The original human need for the stress response is an adaptation, called the response. Usually, this response allows us to join forces with threats, such as an attacking animal. In modern Western civilization, the most common daily stress is minor psychological events, such as angry customers on the phone or the stress of driving in heavy traffic.

Even these seemingly trivial events elicit responses. Low level of “fight or flight” in the body. The cumulative or chronic occurrence of these stresses does not allow adequate or complete recovery and results in many health problems of modern civilization.

The stress response causes the brain to release chemicals that stimulate the nervous system. Adrenaline is pumped from the body’s reservoir into the bloodstream along with excess sugar and fats to provide energy to the muscles. The mental activity is focused. Some organs slow down activity, while others speed up tense muscles.

Mating speed increases, there may be chest tightness and an upset stomach. Most of these reactions take place during high stress. In lower stress states, there can be only one or more of them, to varying degrees.

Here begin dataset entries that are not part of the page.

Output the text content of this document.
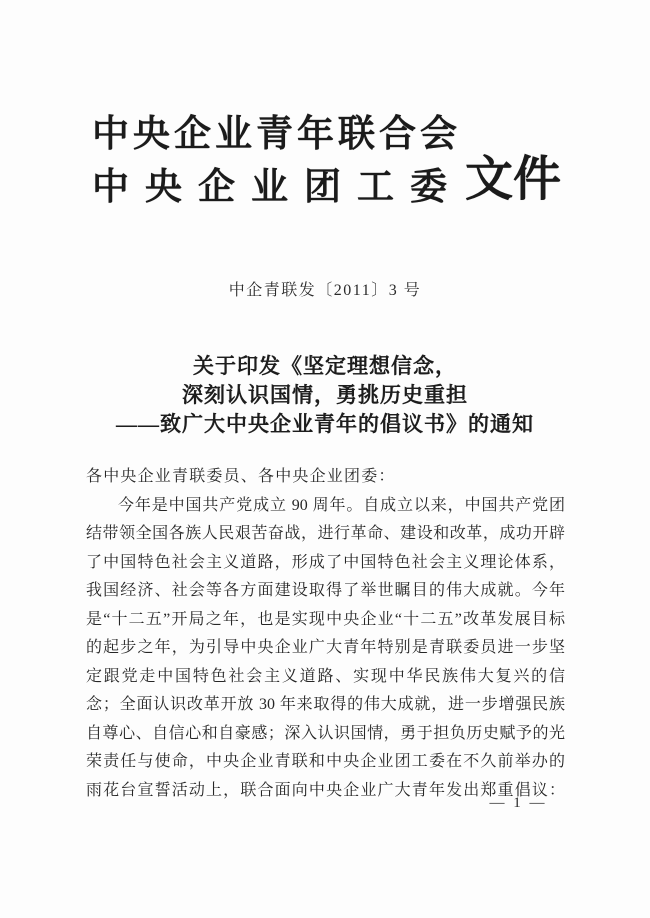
中央企业青年联合会
中央企业团工委 文件
中企青联发〔2011〕3 号
关于印发《坚定理想信念，
深刻认识国情，勇挑历史重担
——致广大中央企业青年的倡议书》的通知
各中央企业青联委员、各中央企业团委：
今年是中国共产党成立 90 周年。自成立以来，中国共产党团
结带领全国各族人民艰苦奋战，进行革命、建设和改革，成功开辟
了中国特色社会主义道路，形成了中国特色社会主义理论体系，
我国经济、社会等各方面建设取得了举世瞩目的伟大成就。今年
是“十二五”开局之年，也是实现中央企业“十二五”改革发展目标
的起步之年，为引导中央企业广大青年特别是青联委员进一步坚
定跟党走中国特色社会主义道路、实现中华民族伟大复兴的信
念；全面认识改革开放 30 年来取得的伟大成就，进一步增强民族
自尊心、自信心和自豪感；深入认识国情，勇于担负历史赋予的光
荣责任与使命，中央企业青联和中央企业团工委在不久前举办的
雨花台宣誓活动上，联合面向中央企业广大青年发出郑重倡议：
— 1 —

Many believe that a healthy human body can live for up to 120 years before the organs slow down and stop. Stress accelerates deterioration by damaging some organs and accelerating the wear and tear of other organs.

It’s easy to see how this chronic stress can accelerate aging and cause heart disease, blood vessels, diabetes, arthritis, fatigue, immune problems, and guilt. and anxiety and depression Many doctors believe that 70 to 90 percent of the problems they treat are due to stress.

Environmental effects on the development of the nervous system and the endocrine response to stress can be lifelong, and some differences in each person’s perception of the environment contribute to individual differences in risk. The accumulation of neurological processes arising from aspects of an individual’s early environment can lead to lifelong individual variability and increase or decrease the risk of life-threatening damage in later years.

Some physiological responses to stress include muscle tension, tachycardia, sweaty hands, diarrhea or constipation, increased stomach acid, increased ACTH hypertension, drowning, excessive mental alertness, increased blood sugar. Increased fat, dry mouth, increased insulin, increased thyroid hormones, and immune system changes.

Physical problems that can be caused by stress include insomnia, nervous irritability, headache, blood vessels, high blood pressure, irritable bowel, gastritis, arrhythmia, anxiety, depression, fatigue, drug abuse, immune deficiency, asthma, allergy skin problems. Spasms, neuralgia, vision changes, hyperventilation, dehydration, sudden cardiac death, widening of blood vessels, increased cholesterol, increased platelet count, decreased oxygen, appetite problems., Actually accelerated autoimmune problems, miscarriage, decreased libido, impotence, changes in menstruation, impaired memory, etc.

Obviously, these problems do not happen to everyone with stress. They occur at different levels depending on genetics, environmental experience, and the level and duration of stress. Most of us will develop at least the above problems throughout our lives.

There are many ways to prevent and manage stress responses. Once a stress response has started, it is difficult to turn it off immediately. The response will be immediate. But recovery takes hours to days.

Due to the cumulative effects of stress, it is a physiological reduction routine responses needed to eliminate long-term damage. One approach to reducing the physiological response to the effects of daily stress is the body’s pulsed magnetic field (PEMF) therapy.